Dalam pertemuan tersebut, Presiden Prabowo menegaskan komitmennya untuk terus mendorong Kebijakan Prorakyat di sektor perumahan, mulai dari pembebasan biaya hingga percepatan layanan bagi Masyarakat Berpenghasilan Rendah (MBR).
Maruarar menjelaskan bahwa Presiden Prabowo meminta agar sejumlah Kebijakan Prorakyat yang meringankan beban masyarakat segera disosialisasikan secara masif hingga ke daerah-daerah.
Presiden Prabowo meminta supaya hal-hal Kebijakan Prorakyat dari yang tadinya bayar menjadi gratis yaitu BPHTB tadinya 5% menjadi 0% (BPHTB gratis).
Kemudian juga retribusi Persetujuan Bangunan Gedung (PBG) dari bayar menjadi 0 alias PBG gratis, dan PPN ditanggung pemerintah sampai Juni 2025.
Hal ini supaya disosialisasikan secara masif ke daerah supaya bisa dinikmati oleh Masyarakat Berpenghasilan Rendah (MBR).
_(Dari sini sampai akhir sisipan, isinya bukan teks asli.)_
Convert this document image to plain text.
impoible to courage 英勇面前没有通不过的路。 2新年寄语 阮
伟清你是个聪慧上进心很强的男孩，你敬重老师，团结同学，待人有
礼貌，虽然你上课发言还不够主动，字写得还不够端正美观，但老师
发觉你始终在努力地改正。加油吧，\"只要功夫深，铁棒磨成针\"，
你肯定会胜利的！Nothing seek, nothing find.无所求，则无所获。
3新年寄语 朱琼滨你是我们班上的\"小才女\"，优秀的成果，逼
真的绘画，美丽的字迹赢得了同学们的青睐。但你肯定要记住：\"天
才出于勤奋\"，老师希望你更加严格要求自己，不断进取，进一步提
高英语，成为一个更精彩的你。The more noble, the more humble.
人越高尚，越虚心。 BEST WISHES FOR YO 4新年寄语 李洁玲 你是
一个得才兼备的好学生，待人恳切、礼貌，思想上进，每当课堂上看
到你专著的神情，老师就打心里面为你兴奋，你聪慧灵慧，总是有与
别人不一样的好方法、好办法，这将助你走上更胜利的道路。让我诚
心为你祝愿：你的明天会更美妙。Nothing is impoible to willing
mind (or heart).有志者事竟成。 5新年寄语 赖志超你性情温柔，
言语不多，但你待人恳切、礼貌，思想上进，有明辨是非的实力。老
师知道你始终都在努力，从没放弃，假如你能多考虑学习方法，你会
Dalam kesempatan tersebut, Maruarar juga melaporkan progres penyelesaian Wisma Atlet di Pademangan, Jakarta. Tiga tower di kawasan tersebut yakni tower 8, 9, dan 10 telah rampung dan siap diserahterimakan.
“Sudah selesai, sudah siap diserah terimakan. Nanti ada yang menghuni, ada bagi masyarakat dan juga bagi ASN, nanti yang mendistribusikannya adalah Mensesneg,” terangnya.
Selain itu, Maruarar juga memaparkan pencapaian pembangunan rumah subsidi hingga Maret 2025.
Total rumah subsidi yang telah terbangun dan tersalurkan mencapai lebih dari 1,1 juta unit, dengan berbagai status pembangunan, akad, dan penyaluran kredit.
Presiden Prabowo juga memberi perhatian khusus terhadap kualitas rumah subsidi yang dibangun dan menegaskan bahwa kualitas rumah subsidi harus tetap terjaga.